Monday, July 23, 2012

Devil's Paraphernelia--Part Two

The Oregon Coast seems to be the place where the Devil leaves his things around.  More on that later.

Sunday morning began with shopping in Newport down by the canning inudstry.  STINKY!!!  Some of the stores had some neat things and Tom took pictures of the murals that lined the street, but I had a hard time turning off my nose and was happy when we headed off to the Oregon Coast Aquarium (also in Newport--sans stinky.)

We caught the tail end of the sea lion feeding, and enjoyed watching a sea otter clean its toes, and walking through the glass-enclosed tube through the fishies and the sharks.  I got a good look at what kelp looks like underwater.  I've often seen its bullwhip-like shape on the shores, but had never really gotten a good look at it in its natural habitat.  The bulb has air in it that makes it float, making it look a bit like ultra-thin palm trees.

There were a few more shops before getting back out onto the road.  We drove as far as Yachats for lunch in a place called the Drift Inn.  There was a live piano player, and aside from all the fancy umbrellas hanging from the ceiling, it had a very old west sort of feel to me.  Kind of Wild West meets impressionism.

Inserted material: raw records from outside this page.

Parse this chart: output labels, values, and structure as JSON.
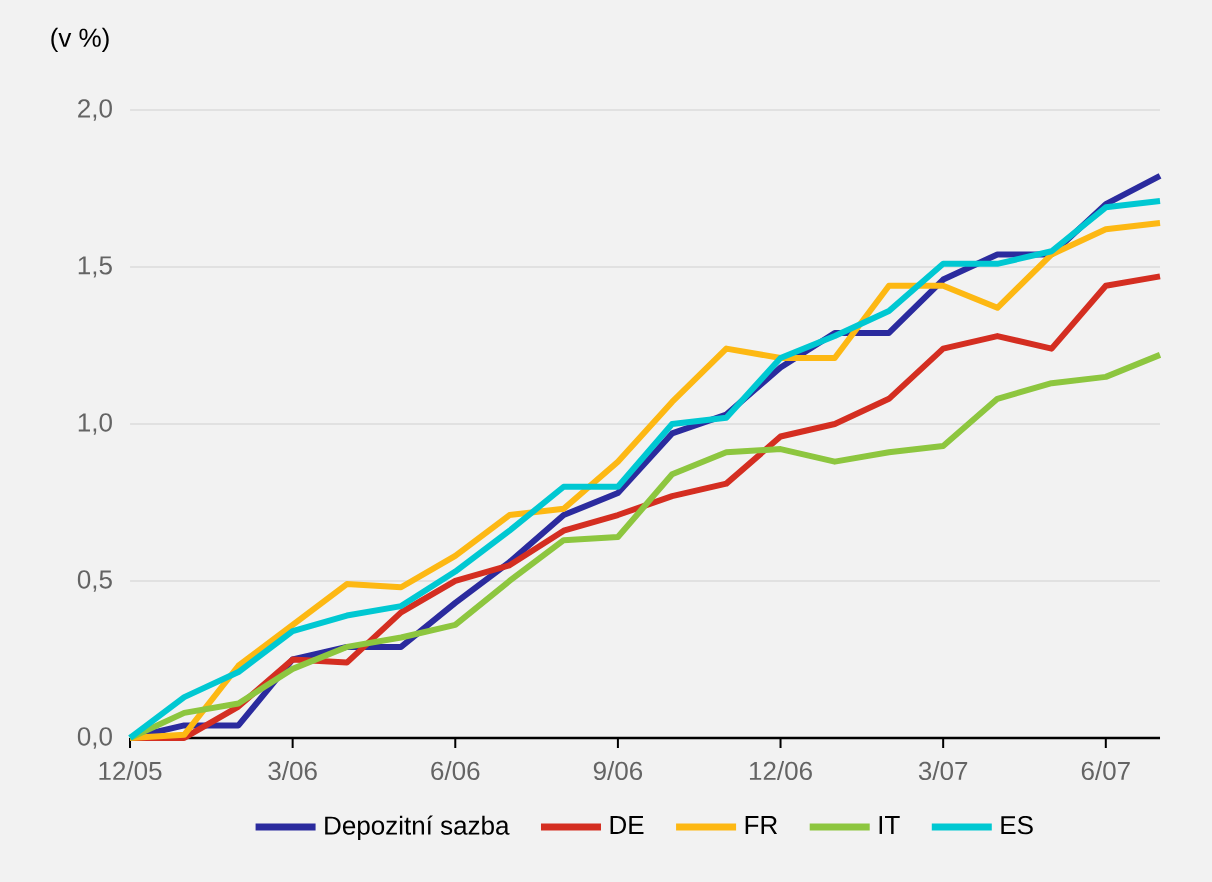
{
  "chart_data": {
    "type": "line",
    "ylabel": "(v %)",
    "x": [
      "2005-12",
      "2006-01",
      "2006-02",
      "2006-03",
      "2006-04",
      "2006-05",
      "2006-06",
      "2006-07",
      "2006-08",
      "2006-09",
      "2006-10",
      "2006-11",
      "2006-12",
      "2007-01",
      "2007-02",
      "2007-03",
      "2007-04",
      "2007-05",
      "2007-06",
      "2007-07"
    ],
    "series": [
      {
        "name": "Depozitní sazba",
        "color": "#2b2b9e",
        "values": [
          0,
          0.04,
          0.04,
          0.25,
          0.29,
          0.29,
          0.43,
          0.56,
          0.71,
          0.78,
          0.97,
          1.03,
          1.18,
          1.29,
          1.29,
          1.46,
          1.54,
          1.54,
          1.7,
          1.79
        ]
      },
      {
        "name": "DE",
        "color": "#d42e21",
        "values": [
          0,
          0.0,
          0.1,
          0.25,
          0.24,
          0.4,
          0.5,
          0.55,
          0.66,
          0.71,
          0.77,
          0.81,
          0.96,
          1.0,
          1.08,
          1.24,
          1.28,
          1.24,
          1.44,
          1.47
        ]
      },
      {
        "name": "FR",
        "color": "#fdb813",
        "values": [
          0,
          0.01,
          0.23,
          0.36,
          0.49,
          0.48,
          0.58,
          0.71,
          0.73,
          0.88,
          1.07,
          1.24,
          1.21,
          1.21,
          1.44,
          1.44,
          1.37,
          1.54,
          1.62,
          1.64
        ]
      },
      {
        "name": "IT",
        "color": "#8dc63f",
        "values": [
          0,
          0.08,
          0.11,
          0.22,
          0.29,
          0.32,
          0.36,
          0.5,
          0.63,
          0.64,
          0.84,
          0.91,
          0.92,
          0.88,
          0.91,
          0.93,
          1.08,
          1.13,
          1.15,
          1.22
        ]
      },
      {
        "name": "ES",
        "color": "#00c8d2",
        "values": [
          0,
          0.13,
          0.21,
          0.34,
          0.39,
          0.42,
          0.53,
          0.66,
          0.8,
          0.8,
          1.0,
          1.02,
          1.21,
          1.28,
          1.36,
          1.51,
          1.51,
          1.55,
          1.69,
          1.71
        ]
      }
    ],
    "xlim": [
      "2005-12",
      "2007-07"
    ],
    "xticks": [
      {
        "value": "2005-12",
        "label": "12/05"
      },
      {
        "value": "2006-03",
        "label": "3/06"
      },
      {
        "value": "2006-06",
        "label": "6/06"
      },
      {
        "value": "2006-09",
        "label": "9/06"
      },
      {
        "value": "2006-12",
        "label": "12/06"
      },
      {
        "value": "2007-03",
        "label": "3/07"
      },
      {
        "value": "2007-06",
        "label": "6/07"
      }
    ],
    "ylim": [
      0,
      2
    ],
    "yticks": [
      {
        "value": 0,
        "label": "0,0"
      },
      {
        "value": 0.5,
        "label": "0,5"
      },
      {
        "value": 1,
        "label": "1,0"
      },
      {
        "value": 1.5,
        "label": "1,5"
      },
      {
        "value": 2,
        "label": "2,0"
      }
    ],
    "grid": "y",
    "legend": "bottom",
    "marker": "none",
    "line_style": "solid"
  }
}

On to the aforementioned Devil's Paraphernelia, Devil's Churn.  Having seen the punchbowl the day before, I was prepared for swirling waters and I was not disappointed.  Originally, I was going to try to dash down the brief, steep trail, take a picture or two, and get back up within the fifteen free minutes we could get before having to pay a day use fee.  I'd gotten partway back up the trail when I got a phone call from Tom that he'd gone ahead and paid the fee, and go spend more time below.

Which I did.  The churn is long, straight cleft that the sea has dug out of the rock.  The waves rush up and funnel through, crashing on the sharp, black stones and racing to the back where they thunder off the end with a low rumble that almost shakes the ground.  I was feeling enthusiastic, so I got fairly close to the edge, close enough that one surprisingly large wave splashed so high I nearly got hit by the spray plume.  After that I retreated a bit, but spent a good deal of time just watching the water do its thing.  Tom made his way down and joined me for a while, staying closer to the base of the hill rather than clambering out on the rocks with me.  Probably just as well that one of us has a sense of self-preservation.  (It wasn't as dangerous as I might be making it sound, but enough so that I got my little adrenaline hit of "Ooo!  Excitement!")

Our next stop was Sea Lion Caves.  There was a bit of a disappointment there.  The caves are accessed by an elevator, which had broken down the day before.  So, no caves for us.  On the other hand, a large group of sea lions had appeared on the rocks at the base of the cliff--the lady said there were close to 300.  I didn't count, but there were certainly a lot of them, making all sorts of noise.  I was standing next to a staff member who was fielding all sort of inane questions with respectable grace.  One of my favorites, as we were listening to them bellowing, was "What kinds of noises do they make?"  Overall, an enjoyable stop, if a tad disappointing with no caves.

In Florence, we drove past the place where Tom's grandmother lived in a retirement home before she passed away.  We also attempted to drive past his grandparents' house, but we couldn't quite find it.

Just south of there, we stopped at the sand dunes.  We parked at the base of a dune and I struggled my way up to the top, sand infiltrating my shoes with startling speed.  By the time I got to the top and was looking out over the ocean, I noticed that everybody else was going barefoot and carrying their shoes.  A good plan.  The warm sand was heavenly, and not carrying the extra weight in my shoes was a definite plus.  I finally got my feet in the Pacific.  COLD!!!

After a little time to air dry, it was back over the dune, where Tom was waiting at the car.  (He's not a fan of sand.)  I was glad we stopped.  It was a new experience, and one I'll remember.

Finally, we arrived in Coos Bay.  It was a definite improvement over Saturday, in terms of my consciousness and crabbiness levels.  Less bonine was a very good thing.

A long drive on tap for Monday morning, so off to bed we went.  I even fell asleep before 10:00!